7 - Standards: Harvested in another sea, another season, your seaweed will taste and feel different. Product makers need uniform standards to reflect that.
8 - Education: The labour market is tight, and that won’t change anytime soon. Education is key to the growth of the seaweed industry. Not only to form a future workforce, but also to strengthen support from the public at large.
9 - The seaweed-is-a-hype hype: 3 posts in my Linkedin feed this morning from seaweed veterans, saying seaweed aquaculture has no clothes on, hyped by fly-by-night cowboys. Is the crash imminent? Maybe, I don’t know. But I know I will be reading it often on Linkedin.
New food products
UK-based saucier Sozyë is fermenting Scottish seaweed to create soy-free soy sauce, oyster sauce and fish sauce.
Atlantic Sea Farms is now selling frozen kelp cubes in 3 flavours, including cranberry kelp, and wild blueberry and ginger kelp. Yeah.
Cascadia Seaweed has launched its own food brand, Kove. Just one seasoning so far, Sea Spice, but the company says it is looking to expand into seaweed burgers.
Cargill has launched WavePure®, a seaweed powder range obtained without any chemical modification.
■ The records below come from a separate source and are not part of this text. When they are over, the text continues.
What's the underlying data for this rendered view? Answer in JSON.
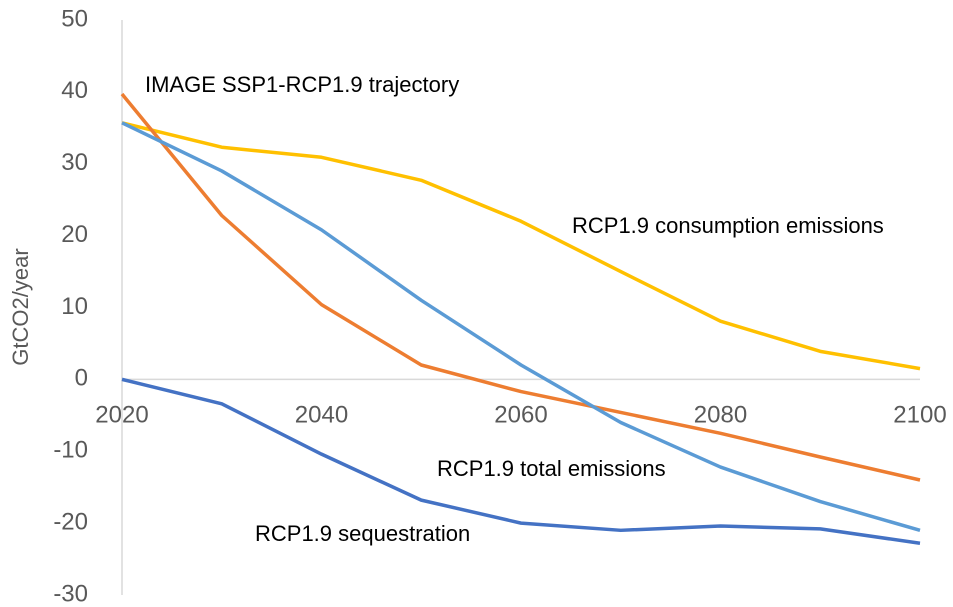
{
  "chart_data": {
    "type": "line",
    "y_label": "GtCO2/year",
    "x": [
      2020,
      2030,
      2040,
      2050,
      2060,
      2070,
      2080,
      2090,
      2100
    ],
    "xlim": [
      2020,
      2100
    ],
    "xticks": [
      2020,
      2040,
      2060,
      2080,
      2100
    ],
    "ylim": [
      -30,
      50
    ],
    "yticks": [
      -30,
      -20,
      -10,
      0,
      10,
      20,
      30,
      40,
      50
    ],
    "grid": false,
    "series": [
      {
        "name": "RCP1.9 consumption emissions",
        "color": "#FFC000",
        "values": [
          35.7,
          32.3,
          30.9,
          27.7,
          22,
          15,
          8.1,
          3.9,
          1.5
        ]
      },
      {
        "name": "IMAGE SSP1-RCP1.9 trajectory",
        "color": "#ED7D31",
        "values": [
          39.7,
          22.8,
          10.4,
          2,
          -1.7,
          -4.6,
          -7.5,
          -10.8,
          -14
        ]
      },
      {
        "name": "RCP1.9 total emissions",
        "color": "#5B9BD5",
        "values": [
          35.7,
          29,
          20.8,
          11,
          2,
          -6,
          -12.2,
          -17,
          -21
        ]
      },
      {
        "name": "RCP1.9 sequestration",
        "color": "#4472C4",
        "values": [
          0,
          -3.4,
          -10.4,
          -16.8,
          -20,
          -21,
          -20.4,
          -20.8,
          -22.8
        ]
      }
    ]
  }
}
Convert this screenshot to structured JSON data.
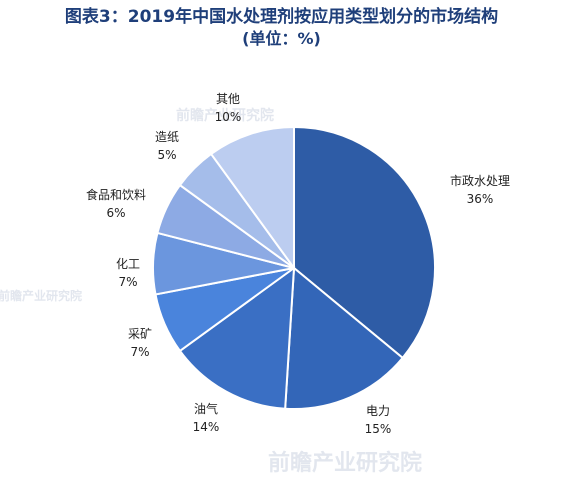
{
  "chart_data": {
    "type": "pie",
    "title": "图表3：2019年中国水处理剂按应用类型划分的市场结构",
    "subtitle": "(单位：%)",
    "slices": [
      {
        "label": "市政水处理",
        "value": 36,
        "value_label": "36%",
        "color": "#2e5ca6"
      },
      {
        "label": "电力",
        "value": 15,
        "value_label": "15%",
        "color": "#3366b8"
      },
      {
        "label": "油气",
        "value": 14,
        "value_label": "14%",
        "color": "#3a6fc4"
      },
      {
        "label": "采矿",
        "value": 7,
        "value_label": "7%",
        "color": "#4a84dc"
      },
      {
        "label": "化工",
        "value": 7,
        "value_label": "7%",
        "color": "#6b96de"
      },
      {
        "label": "食品和饮料",
        "value": 6,
        "value_label": "6%",
        "color": "#8daae4"
      },
      {
        "label": "造纸",
        "value": 5,
        "value_label": "5%",
        "color": "#a5bdea"
      },
      {
        "label": "其他",
        "value": 10,
        "value_label": "10%",
        "color": "#bccdf0"
      }
    ]
  },
  "watermark": {
    "text": "前瞻产业研究院"
  }
}
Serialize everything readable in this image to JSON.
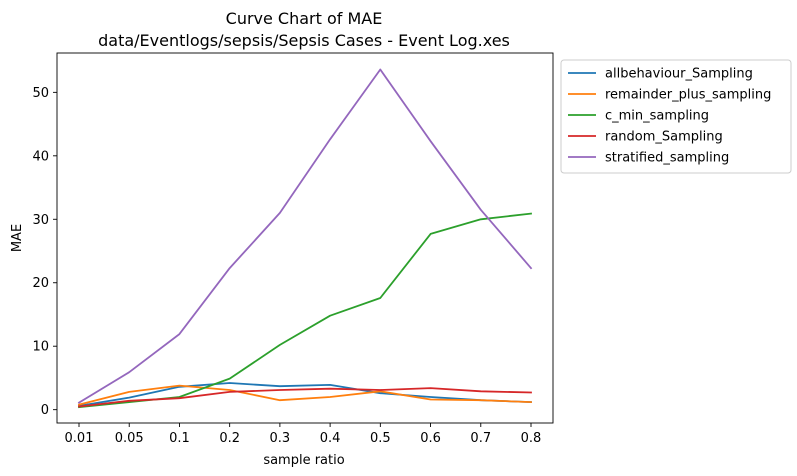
{
  "chart_data": {
    "type": "line",
    "title": "Curve Chart of MAE",
    "subtitle": "data/Eventlogs/sepsis/Sepsis Cases - Event Log.xes",
    "xlabel": "sample ratio",
    "ylabel": "MAE",
    "categories": [
      "0.01",
      "0.05",
      "0.1",
      "0.2",
      "0.3",
      "0.4",
      "0.5",
      "0.6",
      "0.7",
      "0.8"
    ],
    "ylim": [
      -2.1,
      56.2
    ],
    "yticks": [
      0,
      10,
      20,
      30,
      40,
      50
    ],
    "grid": false,
    "legend_position": "outside-upper-right",
    "series": [
      {
        "name": "allbehaviour_Sampling",
        "color": "#1f77b4",
        "values": [
          0.6,
          1.9,
          3.6,
          4.2,
          3.7,
          3.9,
          2.6,
          2.0,
          1.5,
          1.2
        ]
      },
      {
        "name": "remainder_plus_sampling",
        "color": "#ff7f0e",
        "values": [
          0.8,
          2.8,
          3.8,
          3.1,
          1.5,
          2.0,
          2.9,
          1.6,
          1.5,
          1.2
        ]
      },
      {
        "name": "c_min_sampling",
        "color": "#2ca02c",
        "values": [
          0.4,
          1.2,
          2.0,
          4.9,
          10.2,
          14.8,
          17.6,
          27.7,
          30.0,
          30.9
        ]
      },
      {
        "name": "random_Sampling",
        "color": "#d62728",
        "values": [
          0.5,
          1.4,
          1.8,
          2.8,
          3.1,
          3.3,
          3.1,
          3.4,
          2.9,
          2.7
        ]
      },
      {
        "name": "stratified_sampling",
        "color": "#9467bd",
        "values": [
          1.1,
          5.9,
          11.9,
          22.3,
          31.0,
          42.6,
          53.6,
          42.3,
          31.5,
          22.3
        ]
      }
    ]
  }
}
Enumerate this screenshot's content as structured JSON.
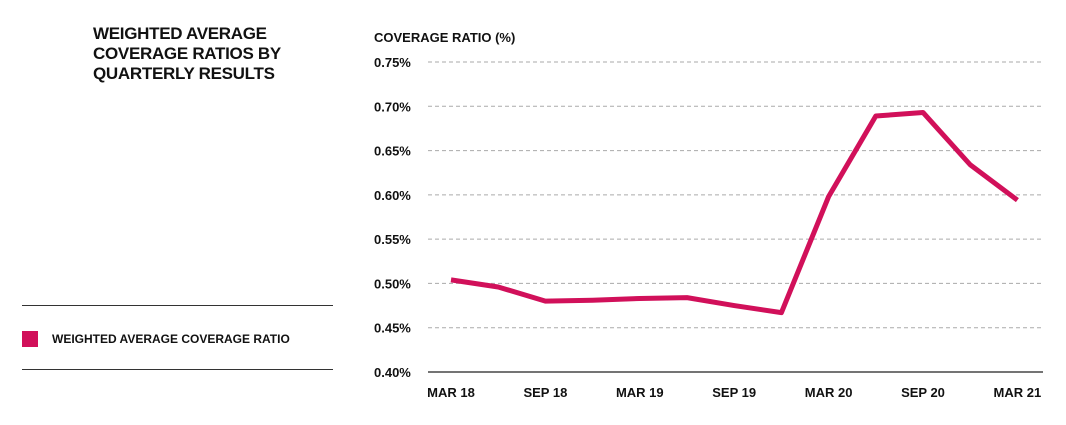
{
  "title": "WEIGHTED AVERAGE COVERAGE RATIOS BY QUARTERLY RESULTS",
  "legend": {
    "label": "WEIGHTED AVERAGE COVERAGE RATIO",
    "color": "#d1105a"
  },
  "chart_data": {
    "type": "line",
    "ylabel": "COVERAGE RATIO (%)",
    "ylim": [
      0.4,
      0.75
    ],
    "yticks": [
      "0.40%",
      "0.45%",
      "0.50%",
      "0.55%",
      "0.60%",
      "0.65%",
      "0.70%",
      "0.75%"
    ],
    "xticks": [
      "MAR 18",
      "SEP 18",
      "MAR 19",
      "SEP 19",
      "MAR 20",
      "SEP 20",
      "MAR 21"
    ],
    "grid": true,
    "legend_position": "left",
    "x": [
      "MAR 18",
      "JUN 18",
      "SEP 18",
      "DEC 18",
      "MAR 19",
      "JUN 19",
      "SEP 19",
      "DEC 19",
      "MAR 20",
      "JUN 20",
      "SEP 20",
      "DEC 20",
      "MAR 21"
    ],
    "series": [
      {
        "name": "WEIGHTED AVERAGE COVERAGE RATIO",
        "color": "#d1105a",
        "values": [
          0.504,
          0.496,
          0.48,
          0.481,
          0.483,
          0.484,
          0.475,
          0.467,
          0.598,
          0.689,
          0.693,
          0.634,
          0.594
        ]
      }
    ]
  }
}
New Zealand’s Agrisea is making a “superpower beverage“ out of Ecklonia, while Swedo-Caribbean start-up Seatrients is making Sea Moss smoothies.
Bridging the gaps in Southeast Asia’s supply chains
The Fish Site did an in-depth feature on Sea Green and Mari Oceans, who have really taken a holistic, systems-thinking approach at solving the gaps in the Southeast Asian seaweed sector: the lack of traceability, the low rewards for farmers and the absence of funds, tools and skills to improve quality and yield. Worth a read.
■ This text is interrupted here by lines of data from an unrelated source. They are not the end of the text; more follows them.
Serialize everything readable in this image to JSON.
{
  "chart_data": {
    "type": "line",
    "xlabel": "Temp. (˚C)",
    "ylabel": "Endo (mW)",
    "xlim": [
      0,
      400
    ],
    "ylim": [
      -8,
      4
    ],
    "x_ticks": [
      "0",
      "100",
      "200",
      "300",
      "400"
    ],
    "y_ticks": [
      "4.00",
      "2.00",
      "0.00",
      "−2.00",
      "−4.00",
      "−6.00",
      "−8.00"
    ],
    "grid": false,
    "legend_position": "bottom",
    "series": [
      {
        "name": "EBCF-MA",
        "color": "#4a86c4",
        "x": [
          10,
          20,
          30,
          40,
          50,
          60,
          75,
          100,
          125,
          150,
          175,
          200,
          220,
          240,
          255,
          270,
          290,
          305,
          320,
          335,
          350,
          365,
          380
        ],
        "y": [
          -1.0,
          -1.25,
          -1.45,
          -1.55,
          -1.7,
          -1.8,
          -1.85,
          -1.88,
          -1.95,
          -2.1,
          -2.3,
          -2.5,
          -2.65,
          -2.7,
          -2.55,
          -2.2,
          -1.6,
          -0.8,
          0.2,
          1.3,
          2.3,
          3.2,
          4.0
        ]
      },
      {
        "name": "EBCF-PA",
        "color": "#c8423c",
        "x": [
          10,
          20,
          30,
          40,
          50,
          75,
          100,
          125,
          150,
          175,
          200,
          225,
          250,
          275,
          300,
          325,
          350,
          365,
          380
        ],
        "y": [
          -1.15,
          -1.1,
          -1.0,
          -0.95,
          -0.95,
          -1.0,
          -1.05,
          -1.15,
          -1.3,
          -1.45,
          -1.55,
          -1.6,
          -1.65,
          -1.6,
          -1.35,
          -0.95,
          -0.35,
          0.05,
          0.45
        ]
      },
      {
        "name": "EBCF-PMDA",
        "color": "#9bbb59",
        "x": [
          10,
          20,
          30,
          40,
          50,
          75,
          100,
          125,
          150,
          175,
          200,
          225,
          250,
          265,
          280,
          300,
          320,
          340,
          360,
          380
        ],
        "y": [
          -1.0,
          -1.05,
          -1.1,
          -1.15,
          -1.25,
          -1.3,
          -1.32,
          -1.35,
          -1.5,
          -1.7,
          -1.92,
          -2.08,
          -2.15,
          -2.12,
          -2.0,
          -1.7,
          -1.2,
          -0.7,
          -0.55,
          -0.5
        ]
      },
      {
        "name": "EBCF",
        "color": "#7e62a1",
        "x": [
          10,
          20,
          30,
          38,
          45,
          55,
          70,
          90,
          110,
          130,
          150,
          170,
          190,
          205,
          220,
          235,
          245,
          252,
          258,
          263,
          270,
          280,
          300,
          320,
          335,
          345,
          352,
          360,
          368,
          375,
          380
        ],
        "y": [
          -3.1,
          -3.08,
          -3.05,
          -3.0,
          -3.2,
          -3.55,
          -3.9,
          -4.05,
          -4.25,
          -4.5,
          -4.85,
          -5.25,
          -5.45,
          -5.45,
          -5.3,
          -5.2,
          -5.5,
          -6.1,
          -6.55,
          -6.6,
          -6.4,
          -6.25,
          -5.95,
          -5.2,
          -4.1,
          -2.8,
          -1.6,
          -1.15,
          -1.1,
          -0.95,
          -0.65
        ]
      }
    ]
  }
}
The two companies are now raising capital to scale up. On top of that, Sea Green recently announced it will integrate the sensors and analytics software of SATPOS of Norway.
Funding
Vyld received pre-seed funding for their she-weed tampons, from impact investors The Case for Her and Purpose Ventures.

Owing to very limited processing capacity, Alaska’s seaweed farmers barely managed to make good use of last year’s record harvest. With another record-breaking harvest likely this spring, Alaskans just got a critical $500,000 grant for a new facility.
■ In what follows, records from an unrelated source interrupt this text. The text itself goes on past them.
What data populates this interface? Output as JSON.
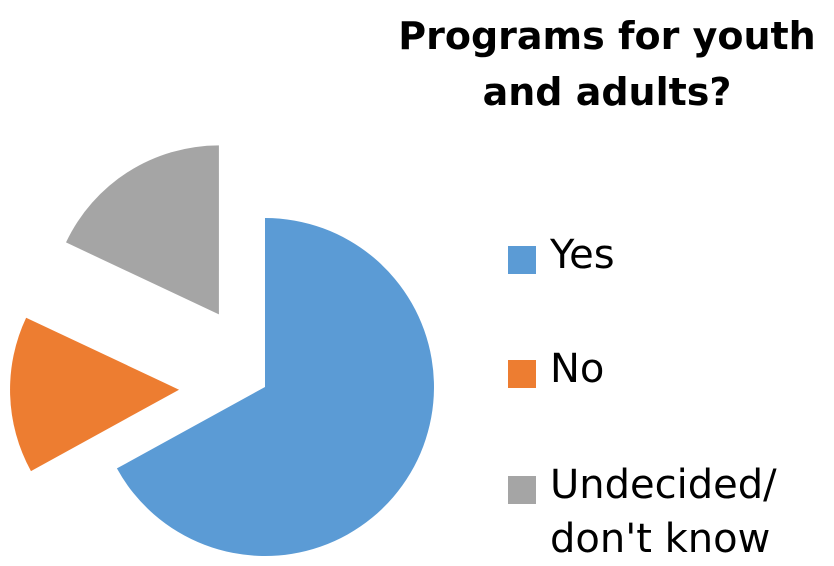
{
  "chart_data": {
    "type": "pie",
    "title_lines": [
      "Programs for youth",
      "and adults?"
    ],
    "categories": [
      "Yes",
      "No",
      "Undecided/ don't know"
    ],
    "legend_lines": [
      [
        "Yes"
      ],
      [
        "No"
      ],
      [
        "Undecided/",
        "don't know"
      ]
    ],
    "values": [
      67,
      15,
      18
    ],
    "colors": [
      "#5B9BD5",
      "#ED7D31",
      "#A5A5A5"
    ],
    "exploded": true,
    "legend_position": "right"
  }
}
€2.6M for 2 new research projects in the Netherlands. One on protein from mussel-seaweed cultivation, the other on improving attachment of sugar kelp to substrate. In related news: materials science company Gore is working on improved substrates in collaboration with Seaweed Solutions.
€1.6M for B’ZEOS’ bioplastics research from the Norwegian Research Council.
Conservation, restoration, sequestration
Mongabay explores how, through kelp forest restoration, Indigenous communities are also restoring their traditional connection with the ocean.
Has China completed the first carbon credits trade from seaweed aquaculture? It seems so.
P.S.
As if marimo weren’t awesome enough by themselves, they have now been turned into photosynthesis-powered roving underwater sensor bots.
And Japanese researchers have discovered that marimo have growth rings similar to trees, which means we can tell their age. The oldest living one found so far is over 200 years old.

Nothing about seaweed being used in fabrics and clothing?
Nothing about seaweed being used in clothing?